Réu com doença incapacitante: ausência de curador para acompanhar o processo gera nulidade absoluta
Conforme
ressaltou a desembargadora, com a publicação do Estatuto da Pessoa com
Deficiência (Lei nº 13.146/ 2015), foram revogados os incisos I, II e
III do artigo 3º do Código Civil de 2002, que trata das pessoas
absolutamente incapazes, e introduzido ao artigo 4º, que dispõe sobre as
pessoas relativamente incapazes, considerando como tais: "aqueles que, por causa transitória ou permanente, não puderem exprimir sua vontade" (art. 4º, III).
Prosseguindo em sua análise, a relatora
registrou que, de acordo o artigo 70 do Novo CPC, (correspondente ao
artigo 7º do CPC/73), possui capacidade processual, ou seja, capacidade
para estar em juízo: "Toda pessoa que se encontre no exercício de seus direitos". Já o artigo 71 do Novo CPC (antigo art. 8º do CPC/73) dispõe que: "O incapaz será representado ou assistido por seus pais, por tutor ou por curador, na forma da lei".Neste mesmo sentido, o artigo 84, §1º da Lei 13.146/2015: "Quando necessário, a pessoa com deficiência será submetida à curatela, conforme a lei".
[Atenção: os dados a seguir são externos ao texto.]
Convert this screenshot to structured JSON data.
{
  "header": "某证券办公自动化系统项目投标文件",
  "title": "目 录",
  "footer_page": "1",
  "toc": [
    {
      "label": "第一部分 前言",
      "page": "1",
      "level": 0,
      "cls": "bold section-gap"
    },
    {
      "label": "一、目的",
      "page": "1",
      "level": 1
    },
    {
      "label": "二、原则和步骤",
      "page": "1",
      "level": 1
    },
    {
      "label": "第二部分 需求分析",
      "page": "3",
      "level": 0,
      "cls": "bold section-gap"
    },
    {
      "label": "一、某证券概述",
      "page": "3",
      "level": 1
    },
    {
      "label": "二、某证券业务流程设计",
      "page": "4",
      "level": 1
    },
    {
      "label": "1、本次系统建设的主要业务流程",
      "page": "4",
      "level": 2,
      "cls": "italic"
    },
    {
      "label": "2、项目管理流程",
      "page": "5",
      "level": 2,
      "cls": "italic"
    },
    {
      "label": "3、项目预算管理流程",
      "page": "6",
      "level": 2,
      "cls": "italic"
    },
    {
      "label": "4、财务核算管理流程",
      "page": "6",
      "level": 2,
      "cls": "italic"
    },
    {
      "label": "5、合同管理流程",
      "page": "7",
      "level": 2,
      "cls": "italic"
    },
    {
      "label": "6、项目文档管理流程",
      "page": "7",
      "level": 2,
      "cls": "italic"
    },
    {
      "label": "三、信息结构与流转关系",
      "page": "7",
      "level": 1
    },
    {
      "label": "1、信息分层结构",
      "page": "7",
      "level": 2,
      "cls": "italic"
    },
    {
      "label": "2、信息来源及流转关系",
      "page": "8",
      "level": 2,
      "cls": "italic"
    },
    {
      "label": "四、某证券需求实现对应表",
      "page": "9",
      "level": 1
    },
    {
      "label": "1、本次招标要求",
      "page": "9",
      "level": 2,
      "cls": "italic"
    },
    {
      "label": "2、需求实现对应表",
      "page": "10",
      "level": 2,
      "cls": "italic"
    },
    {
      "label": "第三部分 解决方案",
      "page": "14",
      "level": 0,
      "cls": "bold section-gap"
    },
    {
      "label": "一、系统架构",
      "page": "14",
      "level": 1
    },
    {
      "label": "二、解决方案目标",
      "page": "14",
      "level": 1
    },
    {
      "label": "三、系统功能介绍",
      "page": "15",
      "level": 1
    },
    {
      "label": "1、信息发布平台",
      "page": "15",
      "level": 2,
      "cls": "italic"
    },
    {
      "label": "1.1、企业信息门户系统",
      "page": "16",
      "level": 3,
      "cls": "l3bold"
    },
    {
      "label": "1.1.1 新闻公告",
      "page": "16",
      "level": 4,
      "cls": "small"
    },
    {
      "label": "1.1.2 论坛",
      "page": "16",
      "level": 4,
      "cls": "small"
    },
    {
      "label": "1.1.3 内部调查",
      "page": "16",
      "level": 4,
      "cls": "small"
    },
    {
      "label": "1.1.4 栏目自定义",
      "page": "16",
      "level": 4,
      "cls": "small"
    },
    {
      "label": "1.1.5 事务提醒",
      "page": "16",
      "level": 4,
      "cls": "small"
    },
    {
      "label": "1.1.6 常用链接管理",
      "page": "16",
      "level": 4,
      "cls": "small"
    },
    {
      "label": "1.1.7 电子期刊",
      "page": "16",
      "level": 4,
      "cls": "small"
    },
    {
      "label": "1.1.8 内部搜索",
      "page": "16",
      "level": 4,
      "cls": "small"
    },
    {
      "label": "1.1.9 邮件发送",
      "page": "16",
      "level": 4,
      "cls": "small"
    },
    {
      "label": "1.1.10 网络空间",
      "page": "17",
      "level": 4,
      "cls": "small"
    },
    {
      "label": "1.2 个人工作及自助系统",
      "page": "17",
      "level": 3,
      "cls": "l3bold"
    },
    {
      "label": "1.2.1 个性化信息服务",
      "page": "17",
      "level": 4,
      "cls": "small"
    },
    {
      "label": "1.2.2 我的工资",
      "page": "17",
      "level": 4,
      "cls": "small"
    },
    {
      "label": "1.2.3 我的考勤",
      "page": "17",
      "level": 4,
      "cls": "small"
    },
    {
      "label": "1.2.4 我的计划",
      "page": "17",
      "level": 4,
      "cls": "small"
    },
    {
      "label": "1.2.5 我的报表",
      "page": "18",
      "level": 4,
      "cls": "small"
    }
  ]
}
No caso, ficou demonstrado que o Sr.
Luiz, réu na ação, é senhor de idade (72 anos), portador de doença grave
(Alzheimer), que o impossibilita de exercer os seus direitos sem a
devida assistência. Tanto que o estado do réu constatado em audiência,
foi justamente o argumento utilizado pelo juiz de primeira instância
para declarar nula a citação e anular todos os atos processuais até ali
praticados. Diante desse quadro, a julgadora ponderou que deveria ter
sido nomeado curador especial para acompanhar processo, o que não foi
feito, culminando na nulidade de todos os atos processuais.
"Constatando-se
no decorrer do processo que uma das partes apresenta dificuldade na
compreensão dos seus atos e falta de discernimento quanto aos fatos
tratados no processado, inserindo-se na hipótese prevista no artigo 4º,
III do CC/02 supra, deve o julgador, com vistas a regularizar a
representação processual da parte, nomear curador especial para
acompanhar o processo, na forma do artigo 9º do CPC/73 (atualmente
disposto no art. 72 do Novo CPC), sob pena de nulidade de todos os atos
processuais praticados nos autos, visto se tratar de vício insanável", destacou
a desembargadora, em seu voto. É que o inciso I do aludido artigo 9º
(atual art. 72) estabelece a obrigação de o juiz nomear curador especial
ao incapaz despido de representante legal (curador), o que se amolda
perfeitamente ao caso julgado.
Por fim, a desembargadora lembrou que a
irregularidade verificada no caso, por defeito de representação de
incapaz, configura nulidade absoluta e, sendo assim, pode ser levantada
de ofício (independente de pedido da parte) e em qualquer instância. Por
tais razões, acolhidas pela Turma revisora, foi reconhecida, de ofício,
a nulidade de todos os atos praticados no processo desde a audiência
inaugural, determinando-se seu retorno à Vara de origem para que fosse
nomeado curador especial ao reclamado, após o quê, o processo deverá
prosseguir, como se entender de direito. Processo 00116-2014-102-03-00-7 RO - acórdão em 24/08/2016.